Now, outside of the world of public health, the part there that makes sense is “convincing people not to pee in the river.” Which, it turns out is the hard part. Because schistosomiasis is what is technically known as an ITD (“Icky Tropical Disease”). No, I’m kidding. In fact it’s known as a NTD – a Neglected Tropical Disease. There’s a large research center in North Carolina (the RTI NTD Center) devoted to it and its buddies. No,
I’m not kidding there – even with a large research center devoted to it, it’s a neglected disease. Schistosomiasis is second only to malaria in terms of parasitic impact in tropical countries. WHO (the World Health Organization – try to keep up here) estimates that 200 million people are afflicted with it – 100 million in Africa alone.
And I’m not really kidding about the “icky” part either. That’s the thing about tropical diseases: they’re gloriously icky. James Cameron wants another scary flesh-eating alien creature? We’ve got ’em all here. How to start?
Let’s start with the egg, which looks like a typical aquatic insect egg, except that it has a spike sticking out the side to show you it means business. In water, the eggs hatch into miracidia, little football shaped larvae that swim around until they find a snail to infect. Once inside the snail, the miracidium transforms into a “mother” larva and splits off “daughter” parasites that migrate to the poor snail’s stand-in for a liver. Once these daughter larva set up shop there, they each start churning out thousands of little barracuda-like circariae, which re-enter the water in search of the real meat: humans.

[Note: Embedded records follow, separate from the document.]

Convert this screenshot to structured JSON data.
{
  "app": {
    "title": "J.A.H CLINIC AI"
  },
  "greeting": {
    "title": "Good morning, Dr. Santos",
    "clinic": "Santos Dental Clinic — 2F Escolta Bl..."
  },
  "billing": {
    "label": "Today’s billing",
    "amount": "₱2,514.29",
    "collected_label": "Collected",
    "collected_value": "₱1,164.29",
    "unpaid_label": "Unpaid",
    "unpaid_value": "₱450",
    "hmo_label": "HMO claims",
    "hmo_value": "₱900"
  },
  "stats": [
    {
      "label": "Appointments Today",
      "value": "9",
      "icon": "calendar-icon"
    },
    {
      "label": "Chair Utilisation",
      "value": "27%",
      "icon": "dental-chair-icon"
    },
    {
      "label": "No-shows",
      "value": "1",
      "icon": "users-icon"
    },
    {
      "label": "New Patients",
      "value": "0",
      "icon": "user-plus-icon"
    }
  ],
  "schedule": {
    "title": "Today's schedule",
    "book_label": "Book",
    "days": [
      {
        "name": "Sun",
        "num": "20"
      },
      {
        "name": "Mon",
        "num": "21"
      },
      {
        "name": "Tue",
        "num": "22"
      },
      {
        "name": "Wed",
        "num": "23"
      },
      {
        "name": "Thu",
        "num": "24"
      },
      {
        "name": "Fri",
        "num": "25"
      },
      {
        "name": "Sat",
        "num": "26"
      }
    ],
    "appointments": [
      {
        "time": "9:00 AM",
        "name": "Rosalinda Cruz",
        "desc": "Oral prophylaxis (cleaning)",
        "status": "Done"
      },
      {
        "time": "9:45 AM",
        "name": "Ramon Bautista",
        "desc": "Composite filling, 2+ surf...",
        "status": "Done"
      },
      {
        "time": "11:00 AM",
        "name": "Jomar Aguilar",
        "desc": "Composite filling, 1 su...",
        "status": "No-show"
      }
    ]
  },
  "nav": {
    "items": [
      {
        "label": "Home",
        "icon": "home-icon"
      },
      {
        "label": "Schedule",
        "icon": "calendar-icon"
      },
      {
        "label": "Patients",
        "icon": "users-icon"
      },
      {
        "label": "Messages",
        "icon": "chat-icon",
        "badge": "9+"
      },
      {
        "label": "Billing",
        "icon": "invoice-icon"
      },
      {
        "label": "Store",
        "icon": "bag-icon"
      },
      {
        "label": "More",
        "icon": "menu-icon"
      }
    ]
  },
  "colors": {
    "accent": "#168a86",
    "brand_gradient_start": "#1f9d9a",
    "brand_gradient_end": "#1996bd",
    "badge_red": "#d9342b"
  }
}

Are you still with me? Not eating dinner now, I hope?
Okay, once the circariae detect exposed human skin, they attach, burrow through and enter the bloodstream, setting off on the trematode equivalent of Honduras’ “gringo trail”. Up to the lungs for a week or so, down to the liver to find a mate, then cruise the bloodstream for a while to decide whether to settle in your bladder, kidney, or – for the more adventuresome – your brain or spinal chord. Point of reference, these things are about a centimeter long, and they’re taking joyrides through your circulatory system deciding where they want to set up shop.
Oh, and when they do? Starts to get messy. At maturity (oh, six to eight weeks), these little Easter bunnies start producing eggs. Lots of eggs. Estimates are about 3000 eggs. Every day. Did I mention that these guys can live for 20 years? Do the math. No, wait. Don’t do the math.
So now, we’ve got eggs, and the eggs don’t really want to be in your body. So they start working their way toward some sort of opening (remember that spike I mentioned?). They’re done with you, and they don’t care if they trash the joint on the way out. They usually make it to the digestive system or urinary canal, where they get peed or pooped back into the water supply, ready to hatch and go looking for snails all over again.
Sorry – I did recommend that you not be eating dinner while reading this, right? (more details, with pictures, at http://en.wikipedia.org/wiki/Schistosoma_mansoni)
But the point is that Devon and I are going to Liberia, because, among other things, Liberia’s got a nasty schistosomiasis problem (note: “nasty” and “schistosomiasis” go together like “stupid” and “Jessica Simpson”). The Liberian government has a plan to eradicate schistosomes from the upper county marshlands where the country used to grow rice, its staple crop. You get rid of the schistosomes, and lots of good things happen. To the economy, to the nation’s health – all around. But it’s not going to be easy. You’ve got to treat the infected people (easy), you’ve got to treat the marshes (much more difficult), and have to, absolutely have to get them to stop peeing in the water. That, it looks like, is going to be the really hard part.